Once you’ve built up enough cash value in your policy, you may be able to use it to cover the cost of your premiums. Using the cash value of your policy to cover premiums reduces the total cash value in the policy. Should your policy’s cash value drop too low, you could stand to lose your death benefit entirely, defeating the purpose of the policy altogether.

Surrender the policy and collect the cash

If you no longer want or need life insurance, you can surrender your policy and collect the cash. But keep these points in mind:

  • The money you’ll receive is equal to the “cash surrender value” of your policy, which might be subject to tax.
  • If you surrender your policy within ten years of taking it out, you might be charged a “surrender fee.” And if you surrender it in first two to three years, you might not get any of the cash value. Ask your insurer about their guidelines before making any moves.
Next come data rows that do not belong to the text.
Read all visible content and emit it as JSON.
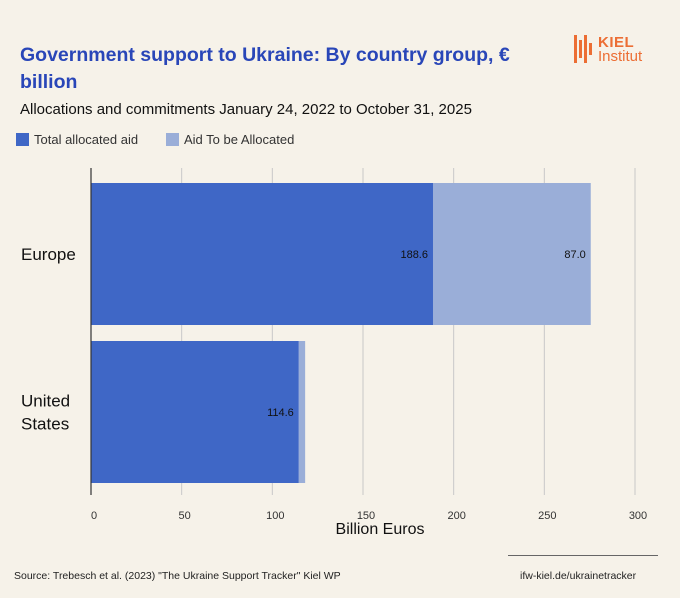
{
  "header": {
    "title": "Government support to Ukraine: By country group, € billion",
    "subtitle": "Allocations and commitments January 24, 2022 to October 31, 2025"
  },
  "logo": {
    "line1": "KIEL",
    "line2": "Institut",
    "color": "#ec6e34"
  },
  "legend": [
    {
      "label": "Total allocated aid",
      "color": "#3f67c6"
    },
    {
      "label": "Aid To be Allocated",
      "color": "#9aaed8"
    }
  ],
  "chart_data": {
    "type": "bar",
    "orientation": "horizontal",
    "stacked": true,
    "categories": [
      "Europe",
      "United States"
    ],
    "series": [
      {
        "name": "Total allocated aid",
        "values": [
          188.6,
          114.6
        ],
        "color": "#3f67c6"
      },
      {
        "name": "Aid To be Allocated",
        "values": [
          87.0,
          3.5
        ],
        "color": "#9aaed8"
      }
    ],
    "data_labels": [
      [
        "188.6",
        "114.6"
      ],
      [
        "87.0",
        ""
      ]
    ],
    "xlim": [
      0,
      300
    ],
    "xticks": [
      0,
      50,
      100,
      150,
      200,
      250,
      300
    ],
    "xlabel": "Billion Euros",
    "grid": "vertical",
    "legend_position": "top-left"
  },
  "footer": {
    "source": "Source: Trebesch et al. (2023) \"The Ukraine Support Tracker\" Kiel WP",
    "url": "ifw-kiel.de/ukrainetracker"
  }
}
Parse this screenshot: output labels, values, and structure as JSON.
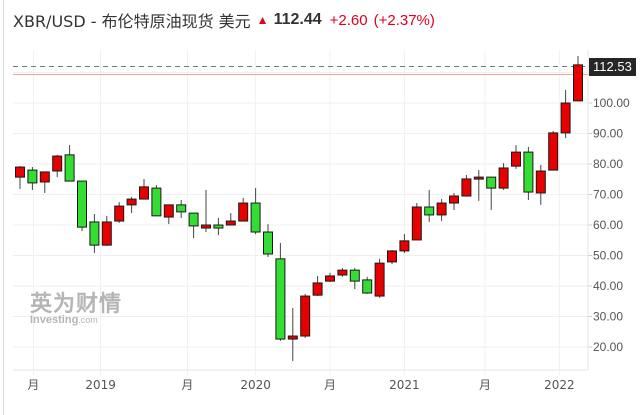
{
  "header": {
    "title": "XBR/USD - 布伦特原油现货 美元",
    "arrow_icon": "up-arrow-icon",
    "price": "112.44",
    "change": "+2.60",
    "change_pct": "(+2.37%)",
    "up_color": "#e0001b"
  },
  "last_price_tag": "112.53",
  "watermark": {
    "cn": "英为财情",
    "en": "Investing",
    "en_suffix": ".com"
  },
  "chart_data": {
    "type": "candlestick",
    "title": "XBR/USD - 布伦特原油现货 美元",
    "xlabel": "",
    "ylabel": "",
    "ylim": [
      14,
      117
    ],
    "grid": true,
    "y_ticks": [
      "100.00",
      "90.00",
      "80.00",
      "70.00",
      "60.00",
      "50.00",
      "40.00",
      "30.00",
      "20.00"
    ],
    "y_tick_values": [
      100,
      90,
      80,
      70,
      60,
      50,
      40,
      30,
      20
    ],
    "x_ticks": [
      {
        "label": "月",
        "index": 1
      },
      {
        "label": "2019",
        "index": 6.5
      },
      {
        "label": "月",
        "index": 13.5
      },
      {
        "label": "2020",
        "index": 19
      },
      {
        "label": "月",
        "index": 25
      },
      {
        "label": "2021",
        "index": 31
      },
      {
        "label": "月",
        "index": 37.5
      },
      {
        "label": "2022",
        "index": 43.5
      }
    ],
    "up_color": "#e60000",
    "down_color": "#33dd33",
    "last_price": 112.53,
    "reference_line": 110.2,
    "candles": [
      {
        "o": 75.7,
        "h": 79.3,
        "l": 71.8,
        "c": 79.0
      },
      {
        "o": 78.0,
        "h": 79.0,
        "l": 71.5,
        "c": 73.8
      },
      {
        "o": 74.1,
        "h": 77.4,
        "l": 70.5,
        "c": 77.4
      },
      {
        "o": 77.7,
        "h": 83.0,
        "l": 75.7,
        "c": 82.6
      },
      {
        "o": 83.0,
        "h": 86.2,
        "l": 74.4,
        "c": 74.4
      },
      {
        "o": 74.4,
        "h": 74.4,
        "l": 58.0,
        "c": 59.3
      },
      {
        "o": 61.0,
        "h": 63.6,
        "l": 50.8,
        "c": 53.4
      },
      {
        "o": 53.4,
        "h": 63.0,
        "l": 53.1,
        "c": 61.0
      },
      {
        "o": 61.3,
        "h": 67.5,
        "l": 60.7,
        "c": 66.2
      },
      {
        "o": 66.6,
        "h": 69.2,
        "l": 63.9,
        "c": 68.5
      },
      {
        "o": 68.5,
        "h": 75.1,
        "l": 68.5,
        "c": 72.5
      },
      {
        "o": 72.1,
        "h": 73.1,
        "l": 63.0,
        "c": 63.0
      },
      {
        "o": 62.6,
        "h": 66.6,
        "l": 60.3,
        "c": 66.6
      },
      {
        "o": 66.6,
        "h": 68.2,
        "l": 62.3,
        "c": 64.3
      },
      {
        "o": 63.9,
        "h": 63.9,
        "l": 55.7,
        "c": 59.7
      },
      {
        "o": 59.0,
        "h": 71.5,
        "l": 57.7,
        "c": 60.0
      },
      {
        "o": 60.0,
        "h": 62.3,
        "l": 56.7,
        "c": 59.0
      },
      {
        "o": 60.0,
        "h": 63.9,
        "l": 60.0,
        "c": 61.3
      },
      {
        "o": 61.3,
        "h": 68.9,
        "l": 61.3,
        "c": 67.2
      },
      {
        "o": 67.2,
        "h": 72.1,
        "l": 57.0,
        "c": 57.7
      },
      {
        "o": 57.7,
        "h": 60.3,
        "l": 49.5,
        "c": 50.5
      },
      {
        "o": 48.9,
        "h": 54.1,
        "l": 22.0,
        "c": 22.6
      },
      {
        "o": 22.6,
        "h": 32.8,
        "l": 15.4,
        "c": 23.6
      },
      {
        "o": 23.6,
        "h": 37.4,
        "l": 23.0,
        "c": 36.7
      },
      {
        "o": 37.0,
        "h": 43.3,
        "l": 36.7,
        "c": 41.0
      },
      {
        "o": 41.6,
        "h": 44.3,
        "l": 41.3,
        "c": 43.3
      },
      {
        "o": 43.6,
        "h": 45.9,
        "l": 43.0,
        "c": 45.2
      },
      {
        "o": 45.2,
        "h": 45.9,
        "l": 39.0,
        "c": 41.6
      },
      {
        "o": 42.0,
        "h": 43.0,
        "l": 37.4,
        "c": 37.7
      },
      {
        "o": 36.7,
        "h": 48.9,
        "l": 36.1,
        "c": 47.5
      },
      {
        "o": 47.9,
        "h": 51.8,
        "l": 47.2,
        "c": 51.5
      },
      {
        "o": 51.5,
        "h": 57.0,
        "l": 50.8,
        "c": 54.8
      },
      {
        "o": 55.1,
        "h": 67.2,
        "l": 55.1,
        "c": 65.9
      },
      {
        "o": 65.9,
        "h": 71.5,
        "l": 61.0,
        "c": 63.3
      },
      {
        "o": 63.3,
        "h": 68.5,
        "l": 61.3,
        "c": 67.2
      },
      {
        "o": 67.2,
        "h": 70.5,
        "l": 64.9,
        "c": 69.5
      },
      {
        "o": 69.5,
        "h": 76.4,
        "l": 69.5,
        "c": 75.1
      },
      {
        "o": 75.4,
        "h": 78.0,
        "l": 67.9,
        "c": 75.7
      },
      {
        "o": 75.7,
        "h": 75.7,
        "l": 64.9,
        "c": 72.1
      },
      {
        "o": 72.1,
        "h": 80.3,
        "l": 71.5,
        "c": 78.7
      },
      {
        "o": 79.3,
        "h": 86.2,
        "l": 78.4,
        "c": 83.9
      },
      {
        "o": 83.9,
        "h": 85.6,
        "l": 68.2,
        "c": 70.8
      },
      {
        "o": 70.5,
        "h": 79.7,
        "l": 66.6,
        "c": 77.7
      },
      {
        "o": 78.0,
        "h": 90.8,
        "l": 78.0,
        "c": 90.2
      },
      {
        "o": 90.2,
        "h": 104.3,
        "l": 88.5,
        "c": 100.0
      },
      {
        "o": 100.7,
        "h": 115.4,
        "l": 100.7,
        "c": 112.5
      }
    ]
  }
}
    Risks involved with cash value life insurance

    Interest rates have a direct impact on cash value policies. When interest rates rise and fall, they have an impact on everything from new sales and dividends, to cash flow and future financial obligations to policyholders.

    As such, these are the major risks of cash value policies:

    • Dividends. Cash flow is usually tighter with low interest rates, meaning companies won’t pay as much in dividends. Insurance companies need to make sure they have enough money to pay their policies.
    • Rate-of-return. Longer term low interest rates will mean that your own policy is earning lower interest on its cash value. This can significantly lower the value of your policy and is something you may want to review every few years.
    • Product pricing. Buying a new policy in a low interest environment could save you money, as insurance companies tend to lower their prices. However, lower prices also mean lower interest rates, which can mean a lower rate-of-return.

    Is a cash value policy worth it?

    It depends on a few things: a) your budget, b) your risk tolerance, and c) why you’re buying life insurance.

    Cash value policies can be complicated and expensive. Some of them — like variable life — also require you to be hands-on with your policy.

    • Whole life is the least risky option because it builds at a fixed rate. That means your cash value will earn a guaranteed rate of return – even if the market dips. It’s also predictable in that your premiums and death benefit will never change.
    • Universal life offers more flexibility and the freedom to adjust your premiums and coverage amounts. You just have to be comfortable with the fact that your gains may ebb and flow with market conditions.
    • Variable life is best for high net-worth individuals, or those who have money stashed in other investments or savings accounts. It has the highest potential for returns and losses.

    If you’re using life insurance purely for investment purposes, you might be better off contributing to a 401(k) or IRA. And if you want your policy to function as an emergency savings account, keep in mind that it can take 10 to 15 years to build up the cash value you need to start borrowing against your policy.

    Bottom line

    Cash value life insurance helps you build your savings over the life of your policy. With accumulated cash value, you can borrow against your policy, build your retirement nest egg or take a larger death benefit. But the buildable savings of cash value life insurance isn’t without its drawbacks, namely: expensive policy premiums.

    If you don’t plan to utilize the perks of a cash value policy while you’re alive, you may want to consider your life insurance options with other providers to get a policy that fits the needs of you and your family.